Aggravated at the both of us, I kicked the wastebasket then had to scramble and pick up the crumpled paper that spilled across the floor. If not for Nick’s relentless and patient tutoring, I never would have passed the GED and would currently be up shit creek in Biology 101. Nick was a solid friend, and it bugged me that I might have said something thoughtless. At least I’d be seeing him tomorrow. I’d try and find out then what bug crawled up his butt.

I dutifully checked my email then had no choice but to amble to the office marked Chief Investigator. Allen was on the phone when I poked my head in. I mouthed and gestured I can come back later along with what was no doubt a desperately hopeful look, but he shook his head and waved me in. Crap. My last hope of escape, gone.

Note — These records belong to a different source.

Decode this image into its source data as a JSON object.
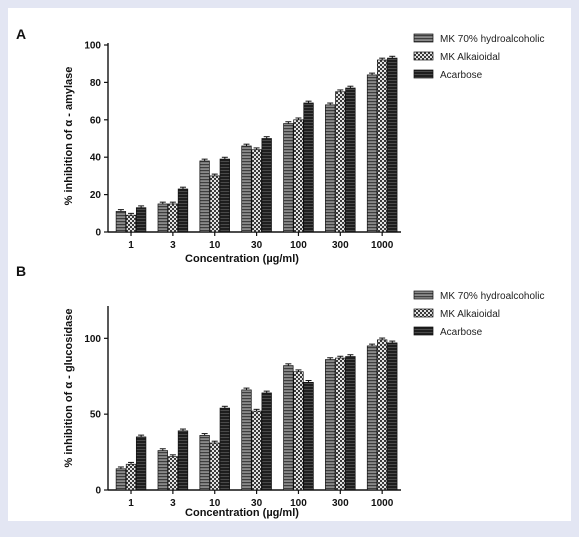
{
  "chart_data": [
    {
      "type": "bar",
      "panel_label": "A",
      "categories": [
        "1",
        "3",
        "10",
        "30",
        "100",
        "300",
        "1000"
      ],
      "series": [
        {
          "name": "MK 70% hydroalcoholic",
          "values": [
            11,
            15,
            38,
            46,
            58,
            68,
            84
          ]
        },
        {
          "name": "MK Alkaioidal",
          "values": [
            9,
            15,
            30,
            44,
            60,
            75,
            92
          ]
        },
        {
          "name": "Acarbose",
          "values": [
            13,
            23,
            39,
            50,
            69,
            77,
            93
          ]
        }
      ],
      "xlabel": "Concentration (µg/ml)",
      "ylabel": "% inhibition of α - amylase",
      "ylim": [
        0,
        100
      ],
      "yticks": [
        "0",
        "20",
        "40",
        "60",
        "80",
        "100"
      ],
      "legend": "top-right",
      "grid": false
    },
    {
      "type": "bar",
      "panel_label": "B",
      "categories": [
        "1",
        "3",
        "10",
        "30",
        "100",
        "300",
        "1000"
      ],
      "series": [
        {
          "name": "MK 70% hydroalcoholic",
          "values": [
            14,
            26,
            36,
            66,
            82,
            86,
            95
          ]
        },
        {
          "name": "MK Alkaioidal",
          "values": [
            17,
            22,
            31,
            52,
            78,
            87,
            99
          ]
        },
        {
          "name": "Acarbose",
          "values": [
            35,
            39,
            54,
            64,
            71,
            88,
            97
          ]
        }
      ],
      "xlabel": "Concentration (µg/ml)",
      "ylabel": "% inhibition of α - glucosidase",
      "ylim": [
        0,
        120
      ],
      "yticks": [
        "0",
        "50",
        "100"
      ],
      "legend": "top-right",
      "grid": false
    }
  ],
  "series_colors": [
    "#6b6b6b",
    "#9a9a9a",
    "#1a1a1a"
  ],
  "series_patterns": [
    "fine-stripes",
    "checker",
    "solid-dark"
  ]
}
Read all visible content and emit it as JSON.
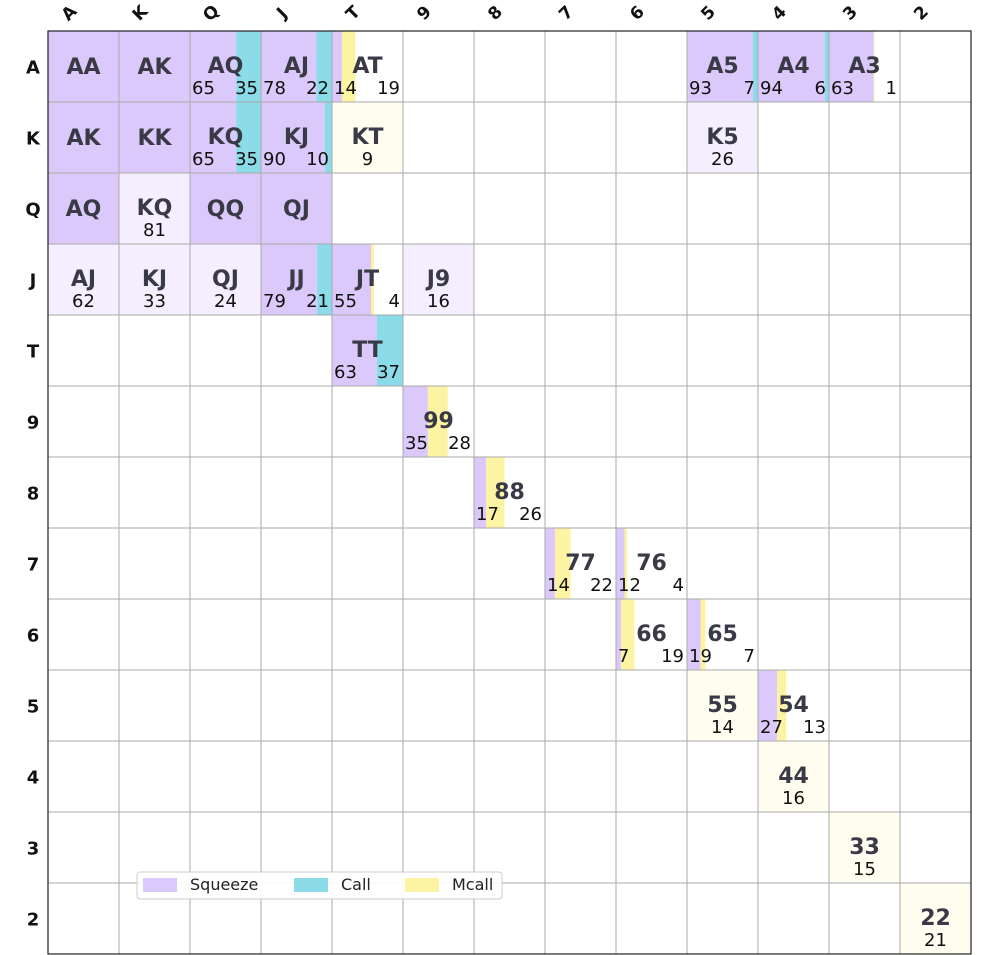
{
  "chart_data": {
    "type": "heatmap",
    "title": "",
    "col_labels": [
      "A",
      "K",
      "Q",
      "J",
      "T",
      "9",
      "8",
      "7",
      "6",
      "5",
      "4",
      "3",
      "2"
    ],
    "row_labels": [
      "A",
      "K",
      "Q",
      "J",
      "T",
      "9",
      "8",
      "7",
      "6",
      "5",
      "4",
      "3",
      "2"
    ],
    "legend": {
      "position": "bottom-left",
      "items": [
        {
          "key": "squeeze",
          "label": "Squeeze",
          "color": "#dcc9fb"
        },
        {
          "key": "call",
          "label": "Call",
          "color": "#8cdbe8"
        },
        {
          "key": "mcall",
          "label": "Mcall",
          "color": "#fdf4a3"
        }
      ]
    },
    "colors": {
      "squeeze": "#dcc9fb",
      "call": "#8cdbe8",
      "mcall": "#fdf4a3",
      "squeeze_faded": "#f4eefe",
      "mcall_faded": "#fffdef",
      "grid": "#aaaaaa",
      "hand_text": "#3a3a46"
    },
    "cells": [
      {
        "row": 0,
        "col": 0,
        "hand": "AA",
        "squeeze": 100,
        "call": 0,
        "mcall": 0,
        "labels": []
      },
      {
        "row": 0,
        "col": 1,
        "hand": "AK",
        "squeeze": 100,
        "call": 0,
        "mcall": 0,
        "labels": []
      },
      {
        "row": 0,
        "col": 2,
        "hand": "AQ",
        "squeeze": 65,
        "call": 35,
        "mcall": 0,
        "labels": [
          "65",
          "35"
        ]
      },
      {
        "row": 0,
        "col": 3,
        "hand": "AJ",
        "squeeze": 78,
        "call": 22,
        "mcall": 0,
        "labels": [
          "78",
          "22"
        ]
      },
      {
        "row": 0,
        "col": 4,
        "hand": "AT",
        "squeeze": 14,
        "call": 0,
        "mcall": 19,
        "labels": [
          "14",
          "19"
        ]
      },
      {
        "row": 0,
        "col": 9,
        "hand": "A5",
        "squeeze": 93,
        "call": 7,
        "mcall": 0,
        "labels": [
          "93",
          "7"
        ]
      },
      {
        "row": 0,
        "col": 10,
        "hand": "A4",
        "squeeze": 94,
        "call": 6,
        "mcall": 0,
        "labels": [
          "94",
          "6"
        ]
      },
      {
        "row": 0,
        "col": 11,
        "hand": "A3",
        "squeeze": 63,
        "call": 0,
        "mcall": 1,
        "labels": [
          "63",
          "1"
        ]
      },
      {
        "row": 1,
        "col": 0,
        "hand": "AK",
        "squeeze": 100,
        "call": 0,
        "mcall": 0,
        "labels": []
      },
      {
        "row": 1,
        "col": 1,
        "hand": "KK",
        "squeeze": 100,
        "call": 0,
        "mcall": 0,
        "labels": []
      },
      {
        "row": 1,
        "col": 2,
        "hand": "KQ",
        "squeeze": 65,
        "call": 35,
        "mcall": 0,
        "labels": [
          "65",
          "35"
        ]
      },
      {
        "row": 1,
        "col": 3,
        "hand": "KJ",
        "squeeze": 90,
        "call": 10,
        "mcall": 0,
        "labels": [
          "90",
          "10"
        ]
      },
      {
        "row": 1,
        "col": 4,
        "hand": "KT",
        "squeeze": 0,
        "call": 0,
        "mcall": 9,
        "labels": [
          "9"
        ]
      },
      {
        "row": 1,
        "col": 9,
        "hand": "K5",
        "squeeze": 26,
        "call": 0,
        "mcall": 0,
        "labels": [
          "26"
        ]
      },
      {
        "row": 2,
        "col": 0,
        "hand": "AQ",
        "squeeze": 100,
        "call": 0,
        "mcall": 0,
        "labels": []
      },
      {
        "row": 2,
        "col": 1,
        "hand": "KQ",
        "squeeze": 81,
        "call": 0,
        "mcall": 0,
        "labels": [
          "81"
        ]
      },
      {
        "row": 2,
        "col": 2,
        "hand": "QQ",
        "squeeze": 100,
        "call": 0,
        "mcall": 0,
        "labels": []
      },
      {
        "row": 2,
        "col": 3,
        "hand": "QJ",
        "squeeze": 100,
        "call": 0,
        "mcall": 0,
        "labels": []
      },
      {
        "row": 3,
        "col": 0,
        "hand": "AJ",
        "squeeze": 62,
        "call": 0,
        "mcall": 0,
        "labels": [
          "62"
        ]
      },
      {
        "row": 3,
        "col": 1,
        "hand": "KJ",
        "squeeze": 33,
        "call": 0,
        "mcall": 0,
        "labels": [
          "33"
        ]
      },
      {
        "row": 3,
        "col": 2,
        "hand": "QJ",
        "squeeze": 24,
        "call": 0,
        "mcall": 0,
        "labels": [
          "24"
        ]
      },
      {
        "row": 3,
        "col": 3,
        "hand": "JJ",
        "squeeze": 79,
        "call": 21,
        "mcall": 0,
        "labels": [
          "79",
          "21"
        ]
      },
      {
        "row": 3,
        "col": 4,
        "hand": "JT",
        "squeeze": 55,
        "call": 0,
        "mcall": 4,
        "labels": [
          "55",
          "4"
        ]
      },
      {
        "row": 3,
        "col": 5,
        "hand": "J9",
        "squeeze": 16,
        "call": 0,
        "mcall": 0,
        "labels": [
          "16"
        ]
      },
      {
        "row": 4,
        "col": 4,
        "hand": "TT",
        "squeeze": 63,
        "call": 37,
        "mcall": 0,
        "labels": [
          "63",
          "37"
        ]
      },
      {
        "row": 5,
        "col": 5,
        "hand": "99",
        "squeeze": 35,
        "call": 0,
        "mcall": 28,
        "labels": [
          "35",
          "28"
        ]
      },
      {
        "row": 6,
        "col": 6,
        "hand": "88",
        "squeeze": 17,
        "call": 0,
        "mcall": 26,
        "labels": [
          "17",
          "26"
        ]
      },
      {
        "row": 7,
        "col": 7,
        "hand": "77",
        "squeeze": 14,
        "call": 0,
        "mcall": 22,
        "labels": [
          "14",
          "22"
        ]
      },
      {
        "row": 7,
        "col": 8,
        "hand": "76",
        "squeeze": 12,
        "call": 0,
        "mcall": 4,
        "labels": [
          "12",
          "4"
        ]
      },
      {
        "row": 8,
        "col": 8,
        "hand": "66",
        "squeeze": 7,
        "call": 0,
        "mcall": 19,
        "labels": [
          "7",
          "19"
        ]
      },
      {
        "row": 8,
        "col": 9,
        "hand": "65",
        "squeeze": 19,
        "call": 0,
        "mcall": 7,
        "labels": [
          "19",
          "7"
        ]
      },
      {
        "row": 9,
        "col": 9,
        "hand": "55",
        "squeeze": 0,
        "call": 0,
        "mcall": 14,
        "labels": [
          "14"
        ]
      },
      {
        "row": 9,
        "col": 10,
        "hand": "54",
        "squeeze": 27,
        "call": 0,
        "mcall": 13,
        "labels": [
          "27",
          "13"
        ]
      },
      {
        "row": 10,
        "col": 10,
        "hand": "44",
        "squeeze": 0,
        "call": 0,
        "mcall": 16,
        "labels": [
          "16"
        ]
      },
      {
        "row": 11,
        "col": 11,
        "hand": "33",
        "squeeze": 0,
        "call": 0,
        "mcall": 15,
        "labels": [
          "15"
        ]
      },
      {
        "row": 12,
        "col": 12,
        "hand": "22",
        "squeeze": 0,
        "call": 0,
        "mcall": 21,
        "labels": [
          "21"
        ]
      }
    ]
  }
}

He finished an irate conversation about a missing shipment of formalin and replaced the phone in its cradle with force. “Idiots.” He yanked an invoice out of a folder and made some angry notes on it. “Close the door and sit down.”

My stomach dropped. The only other time he’d told me to close the door was after I accidentally dumped a gurney and body bag into a rain-swollen ditch. The street had been dark and slick, and I never saw the pothole that grabbed the gurney wheel. All I could think was that I’d be written up or fired for losing the body, so I jumped right on into the ditch to grab it since I figured at the worst I’d get my pants wet.

Except it was a pretty deep ditch to begin with, and not only had I failed to take flash flood rainwater into account, but I’d also neglected to consider that there’d be a fierce little current. Could’ve been bad news if I was human but, after the first few seconds of panic, I stopped worrying about drowning, got hold of the body bag and dragged it out of the water.